World’s Largest Hybrid RoPax Ferries to Use Wärtsilä Power Systems
Three new RoPax ferries being designed and built in China will be outfitted with the latest advancements in hybrid propulsion systems supplied by Wärtsilä. The vessels which are being built for Stena RoRo, Europe´s largest ferry company, and to be operated under charter by Brittany Ferries, will be outfitted with the latest hybrid propulsion and two of them will become the marine industry’s largest hybrid vessels to date.
The vessels will be equipped with the latest generation Leclanché energy storage system – the Navius MRS-3 – which has both a size and weight advantage versus comparable marine batteries. The new third-generation battery system was announced yesterday and features significant improvements in battery energy density, modularity, and safety making it according to Leclanché the maritime industry’s most flexible and powerful vessel electrification system ever created with the lowest carbon footprint.
According to Wärtsilä, two of the vessels will each have a battery capacity of 11.5 MWh, which is approximately double that typically being used currently for hybrid propulsion. Describing the advantages for the vessels, Brittany recently said the hybrid vessels will have a large battery hybrid power system for propulsion and maneuvering in port and an electric shore connection that will allow charging in port, when infrastructure allows. As well as significantly cutting emissions, they said the hybrid propulsion promises less noise and a smoother ride for passengers.
“Hybridization is one way of shaping decarbonization of the marine industry. The extensive battery size will allow the vessels to operate with full power, using both propellers and all thrusters to maneuver emissions-free in and out of ports, even in bad weather. The built-in shore power solution will charge the batteries while berthed,” said Håkan Agnevall, President & CEO, Wärtsilä. “This order further strengthens Wärtsilä’s leadership in the hybrid segment. Our unique Energy Management System will optimize the total hybrid propulsion system.”
Important elements of hybrid vessels include the ability to integrate multiple vessel systems and real-time optimization of the onboard energy system. Wärtsilä combines a wide range of system expertise across a broad range of ship power and propulsion machinery. Combining the benefits of the hybrid propulsion system and shore power leads up to 15 percent GHG emissions saving to a conventional diesel mechanical propulsion system.

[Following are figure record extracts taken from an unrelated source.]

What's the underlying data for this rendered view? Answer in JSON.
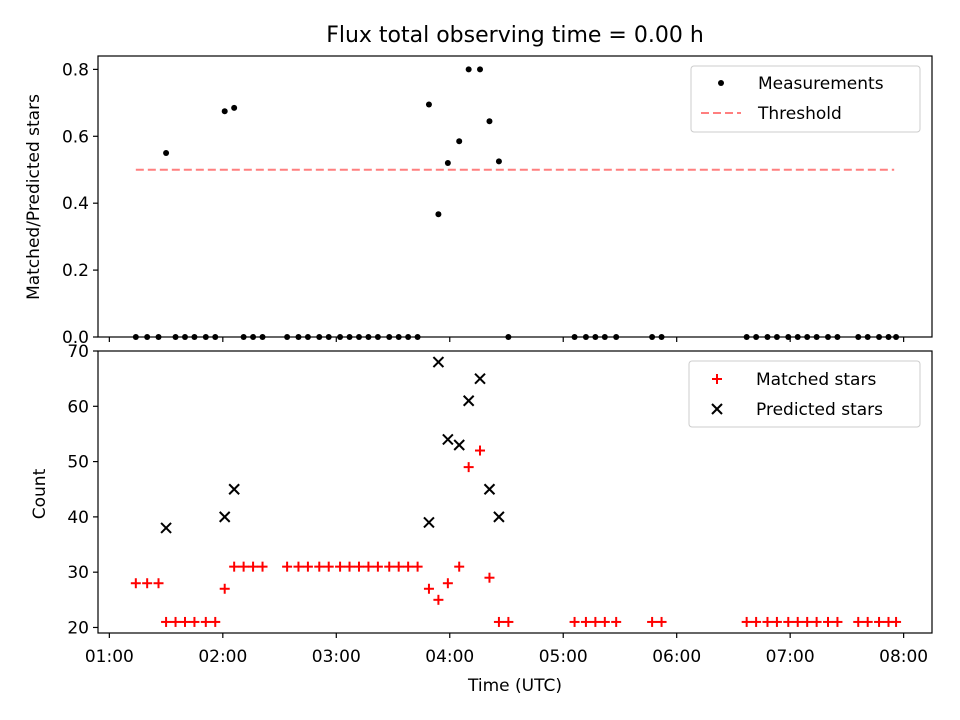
{
  "chart_data": [
    {
      "type": "scatter",
      "title": "Flux total observing time = 0.00 h",
      "xlabel": "",
      "ylabel": "Matched/Predicted stars",
      "ylim": [
        0.0,
        0.84
      ],
      "yticks": [
        0.0,
        0.2,
        0.4,
        0.6,
        0.8
      ],
      "ytick_labels": [
        "0.0",
        "0.2",
        "0.4",
        "0.6",
        "0.8"
      ],
      "legend_position": "top-right",
      "legend": [
        "Measurements",
        "Threshold"
      ],
      "threshold": {
        "value": 0.5,
        "x_start": "01:14",
        "x_end": "07:55",
        "color": "#ff7f7f"
      },
      "series": [
        {
          "name": "Measurements",
          "color": "#000000",
          "x": [
            "01:14",
            "01:20",
            "01:26",
            "01:30",
            "01:35",
            "01:40",
            "01:45",
            "01:51",
            "01:56",
            "02:01",
            "02:06",
            "02:11",
            "02:16",
            "02:21",
            "02:34",
            "02:40",
            "02:45",
            "02:51",
            "02:56",
            "03:02",
            "03:07",
            "03:12",
            "03:17",
            "03:22",
            "03:28",
            "03:33",
            "03:38",
            "03:43",
            "03:49",
            "03:54",
            "03:59",
            "04:05",
            "04:10",
            "04:16",
            "04:21",
            "04:26",
            "04:31",
            "05:06",
            "05:12",
            "05:17",
            "05:22",
            "05:28",
            "05:47",
            "05:52",
            "06:37",
            "06:42",
            "06:48",
            "06:53",
            "06:59",
            "07:04",
            "07:09",
            "07:14",
            "07:20",
            "07:25",
            "07:36",
            "07:41",
            "07:47",
            "07:52",
            "07:56"
          ],
          "y": [
            0,
            0,
            0,
            0.55,
            0,
            0,
            0,
            0,
            0,
            0.675,
            0.685,
            0,
            0,
            0,
            0,
            0,
            0,
            0,
            0,
            0,
            0,
            0,
            0,
            0,
            0,
            0,
            0,
            0,
            0.695,
            0.367,
            0.52,
            0.585,
            0.8,
            0.8,
            0.645,
            0.525,
            0,
            0,
            0,
            0,
            0,
            0,
            0,
            0,
            0,
            0,
            0,
            0,
            0,
            0,
            0,
            0,
            0,
            0,
            0,
            0,
            0,
            0,
            0
          ]
        }
      ]
    },
    {
      "type": "scatter",
      "xlabel": "Time (UTC)",
      "ylabel": "Count",
      "xlim": [
        "00:54",
        "08:15"
      ],
      "ylim": [
        19,
        70
      ],
      "yticks": [
        20,
        30,
        40,
        50,
        60,
        70
      ],
      "ytick_labels": [
        "20",
        "30",
        "40",
        "50",
        "60",
        "70"
      ],
      "xticks": [
        "01:00",
        "02:00",
        "03:00",
        "04:00",
        "05:00",
        "06:00",
        "07:00",
        "08:00"
      ],
      "xtick_labels": [
        "01:00",
        "02:00",
        "03:00",
        "04:00",
        "05:00",
        "06:00",
        "07:00",
        "08:00"
      ],
      "legend_position": "top-right",
      "legend": [
        "Matched stars",
        "Predicted stars"
      ],
      "series": [
        {
          "name": "Matched stars",
          "marker": "+",
          "color": "#ff0000",
          "x": [
            "01:14",
            "01:20",
            "01:26",
            "01:30",
            "01:35",
            "01:40",
            "01:45",
            "01:51",
            "01:56",
            "02:01",
            "02:06",
            "02:11",
            "02:16",
            "02:21",
            "02:34",
            "02:40",
            "02:45",
            "02:51",
            "02:56",
            "03:02",
            "03:07",
            "03:12",
            "03:17",
            "03:22",
            "03:28",
            "03:33",
            "03:38",
            "03:43",
            "03:49",
            "03:54",
            "03:59",
            "04:05",
            "04:10",
            "04:16",
            "04:21",
            "04:26",
            "04:31",
            "05:06",
            "05:12",
            "05:17",
            "05:22",
            "05:28",
            "05:47",
            "05:52",
            "06:37",
            "06:42",
            "06:48",
            "06:53",
            "06:59",
            "07:04",
            "07:09",
            "07:14",
            "07:20",
            "07:25",
            "07:36",
            "07:41",
            "07:47",
            "07:52",
            "07:56"
          ],
          "y": [
            28,
            28,
            28,
            21,
            21,
            21,
            21,
            21,
            21,
            27,
            31,
            31,
            31,
            31,
            31,
            31,
            31,
            31,
            31,
            31,
            31,
            31,
            31,
            31,
            31,
            31,
            31,
            31,
            27,
            25,
            28,
            31,
            49,
            52,
            29,
            21,
            21,
            21,
            21,
            21,
            21,
            21,
            21,
            21,
            21,
            21,
            21,
            21,
            21,
            21,
            21,
            21,
            21,
            21,
            21,
            21,
            21,
            21,
            21
          ]
        },
        {
          "name": "Predicted stars",
          "marker": "x",
          "color": "#000000",
          "x": [
            "01:30",
            "02:01",
            "02:06",
            "03:49",
            "03:54",
            "03:59",
            "04:05",
            "04:10",
            "04:16",
            "04:21",
            "04:26"
          ],
          "y": [
            38,
            40,
            45,
            39,
            68,
            54,
            53,
            61,
            65,
            45,
            40
          ]
        }
      ]
    }
  ]
}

The vessels are being built at the China Merchants Jinling (Weihai) Shipyard. Delivery of the ferries is expected to take place in 2024 and 2025. Brittany recently announced that the first of the vessels will be named Saint-Malo, replacing the company’s older ferry Bretagne which was launched in 1989 as the first wholly-commissioned Brittany Ferries’ ship. The two new 639-foot, 1,400-passenger ferries will be powered by the batteries as well as LNG and have the ability to operate independently on either source of power or combined. Each will be approximately 38,000 gross tons and are adapted designs from Stena’s E-Flexers class able to enter the harbor at St. Malmo.
“Brittany Ferries is proud to be taking a lead in sustainable shipping, working with our partners to bring cleaner vessels to the regions in which we operate,” said Christophe Mathieu Brittany Ferries CEO. “Hybrid technology continues to move our fleet renewal program forward and will follow the introduction of two LNG-powered ships. From day one of operation, ports like St Malo in France and Portsmouth in the UK will benefit from these cleaner hybrid vessels. Shore-side power capability means further benefits will be realized, as investment by ports in plug-in infrastructure allows.”
The ships have been designed and developed by Stena RoRo and Brittany Ferries and will operate between Portsmouth in the UK and the French ports of St Malo and Caen. Wärtsilä had earlier been contracted to supply a broad range of solutions for the vessels, including the main and auxiliary engines, gearboxes, controllable pitch propellers (CPPs), thrusters, the fuel gas supply system, Nacos navigation, and automation as well as integrated control alarm and monitoring system.